387 BC in various calendars
- Gregorian calendar: 387 BC CCCLXXXVII BC
- Ab urbe condita: 367
- Ancient Egypt era: XXIX dynasty, 12
- - Pharaoh: Hakor, 7
- Ancient Greek Olympiad (summer): 98th Olympiad, year 2
- Assyrian calendar: 4364
- Balinese saka calendar: N/A
- Bengali calendar: −980 – −979
- Berber calendar: 564
- Buddhist calendar: 158
- Burmese calendar: −1024
- Byzantine calendar: 5122–5123
- Chinese calendar: 癸巳年 (Water Snake) 2311 or 2104 — to — 甲午年 (Wood Horse) 2312 or 2105
- Coptic calendar: −670 – −669
- Discordian calendar: 780
- Ethiopian calendar: −394 – −393
- Hebrew calendar: 3374–3375
- - Vikram Samvat: −330 – −329
- - Shaka Samvat: N/A
- - Kali Yuga: 2714–2715
- Holocene calendar: 9614
- Iranian calendar: 1008 BP – 1007 BP
- Islamic calendar: 1039 BH – 1038 BH
- Javanese calendar: N/A
- Julian calendar: N/A
- Korean calendar: 1947
- Minguo calendar: 2298 before ROC 民前2298年
- Nanakshahi calendar: −1854
- Thai solar calendar: 156–157
- Tibetan calendar: ཆུ་མོ་སྦྲུལ་ལོ་ (female Water-Snake) −260 or −641 or −1413 — to — ཤིང་ཕོ་རྟ་ལོ་ (male Wood-Horse) −259 or −640 or −1412

= 387 BC =

Year 387 BC was a year of the pre-Julian Roman calendar. At the time, it was known as the Year of the Tribunate of Papirius, Fidenas, Mamercinus, Lanatus and Poplicola (or, less frequently, year 367 Ab urbe condita). The denomination 387 BC for this year has been used since the early medieval period, when the Anno Domini calendar era became the prevalent method in Europe for naming years.

== Events ==

=== By place ===
==== Greece ====
- End of the Corinthian War:
- Peace of Antalcidas (or "the king's peace") is brokered by Artaxerxes II. Under the Peace, all the Asiatic mainland and Cyprus remain under Persian control, Lemnos, Imbros, and Scyros remain Athenian dependencies, and all the other Greek states are to receive autonomy. By the King's Peace, the Persians become key players in Greek politics.
- Under the threat of Spartan intervention, Thebes disbands its league, and Argos and Corinth end their shared government. Corinth is incorporated back into Sparta's Peloponnesian League.
- Plato founds the Platonic Academy in Athens, where he teaches Aristotle until 347 BC.

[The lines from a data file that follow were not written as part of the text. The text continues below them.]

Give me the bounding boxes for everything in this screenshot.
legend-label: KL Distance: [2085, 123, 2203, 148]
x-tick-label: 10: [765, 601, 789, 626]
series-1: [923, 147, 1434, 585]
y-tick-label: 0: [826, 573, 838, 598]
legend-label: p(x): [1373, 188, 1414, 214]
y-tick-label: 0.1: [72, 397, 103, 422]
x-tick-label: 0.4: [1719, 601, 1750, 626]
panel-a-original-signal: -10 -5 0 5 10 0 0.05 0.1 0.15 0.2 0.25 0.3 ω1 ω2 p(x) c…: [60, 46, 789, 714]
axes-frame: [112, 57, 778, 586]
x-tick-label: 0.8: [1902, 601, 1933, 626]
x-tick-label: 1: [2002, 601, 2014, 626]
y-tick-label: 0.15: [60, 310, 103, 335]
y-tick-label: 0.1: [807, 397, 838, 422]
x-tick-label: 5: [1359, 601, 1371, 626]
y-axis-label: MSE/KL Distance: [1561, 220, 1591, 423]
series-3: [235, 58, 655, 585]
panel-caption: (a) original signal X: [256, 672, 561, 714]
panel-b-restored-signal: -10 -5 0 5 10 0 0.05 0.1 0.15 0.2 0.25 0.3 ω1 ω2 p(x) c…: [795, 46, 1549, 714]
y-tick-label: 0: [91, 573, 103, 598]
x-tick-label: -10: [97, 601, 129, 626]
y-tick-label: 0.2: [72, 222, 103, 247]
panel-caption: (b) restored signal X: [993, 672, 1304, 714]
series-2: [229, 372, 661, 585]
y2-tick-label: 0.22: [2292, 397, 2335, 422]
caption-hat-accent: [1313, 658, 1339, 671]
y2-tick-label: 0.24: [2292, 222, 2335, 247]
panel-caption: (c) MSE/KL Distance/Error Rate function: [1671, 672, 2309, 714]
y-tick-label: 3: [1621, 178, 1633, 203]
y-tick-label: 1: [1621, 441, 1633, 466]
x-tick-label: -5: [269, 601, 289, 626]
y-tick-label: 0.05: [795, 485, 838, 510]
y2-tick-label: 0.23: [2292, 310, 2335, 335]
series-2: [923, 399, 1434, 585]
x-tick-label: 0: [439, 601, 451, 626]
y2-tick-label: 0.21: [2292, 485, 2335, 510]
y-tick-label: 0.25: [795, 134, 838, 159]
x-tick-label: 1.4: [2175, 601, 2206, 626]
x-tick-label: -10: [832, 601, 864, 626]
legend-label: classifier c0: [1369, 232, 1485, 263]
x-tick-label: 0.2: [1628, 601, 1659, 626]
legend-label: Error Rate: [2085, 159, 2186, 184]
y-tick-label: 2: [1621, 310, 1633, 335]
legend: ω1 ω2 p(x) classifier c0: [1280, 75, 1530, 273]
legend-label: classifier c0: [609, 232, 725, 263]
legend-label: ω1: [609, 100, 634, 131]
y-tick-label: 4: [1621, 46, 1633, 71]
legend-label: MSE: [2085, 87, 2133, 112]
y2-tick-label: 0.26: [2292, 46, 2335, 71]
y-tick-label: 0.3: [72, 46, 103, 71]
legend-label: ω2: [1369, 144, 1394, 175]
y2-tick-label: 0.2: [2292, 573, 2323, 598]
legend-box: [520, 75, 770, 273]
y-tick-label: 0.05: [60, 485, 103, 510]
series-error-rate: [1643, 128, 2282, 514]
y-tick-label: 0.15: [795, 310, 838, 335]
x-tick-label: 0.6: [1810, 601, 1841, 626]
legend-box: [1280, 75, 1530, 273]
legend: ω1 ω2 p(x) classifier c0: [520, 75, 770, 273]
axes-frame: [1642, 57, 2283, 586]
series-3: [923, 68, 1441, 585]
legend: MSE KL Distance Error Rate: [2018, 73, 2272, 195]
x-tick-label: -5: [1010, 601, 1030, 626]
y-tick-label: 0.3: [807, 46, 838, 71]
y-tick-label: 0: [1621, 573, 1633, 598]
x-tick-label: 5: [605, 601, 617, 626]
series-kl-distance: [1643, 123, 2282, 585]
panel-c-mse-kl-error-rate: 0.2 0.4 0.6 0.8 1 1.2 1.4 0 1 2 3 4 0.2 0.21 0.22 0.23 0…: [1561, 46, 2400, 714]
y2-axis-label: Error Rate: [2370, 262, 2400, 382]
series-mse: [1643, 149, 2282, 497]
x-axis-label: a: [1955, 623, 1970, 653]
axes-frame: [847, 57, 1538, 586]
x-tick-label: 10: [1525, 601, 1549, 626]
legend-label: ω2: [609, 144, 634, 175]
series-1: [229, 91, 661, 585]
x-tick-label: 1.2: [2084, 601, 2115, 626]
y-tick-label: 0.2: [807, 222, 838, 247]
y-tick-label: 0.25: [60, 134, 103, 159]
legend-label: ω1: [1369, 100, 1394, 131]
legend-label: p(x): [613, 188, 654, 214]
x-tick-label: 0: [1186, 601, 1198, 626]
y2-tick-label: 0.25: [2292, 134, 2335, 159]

==== Sicily and Adriatic ====
- With the aid of the Lucanians, Dionysius I of Syracuse devastates the territories of Thurii, Crotone, and Locri in mainland Italy. When Rhegium falls, Dionysius becomes the chief power in Greek Southern Italy. He then turns his attention to the Adriatic and founds the colonies of Ancona (Ankon) and Adria (Adrìa).
- Plato is forced by Dionysius to leave Syracuse after having exercised the right of free speech too broadly. Plato returns to Athens, outside which he founds a school.

==== Roman Republic ====
- Rome begins to rebuild after being invaded by the Gauls under Brennus.
- Marcus Furius Camillus introduces the Capitoline Games (Ludi Capitolini) in honour of Jupiter Capitolinus, and in commemoration of Rome's Capitol not being captured by the Gauls.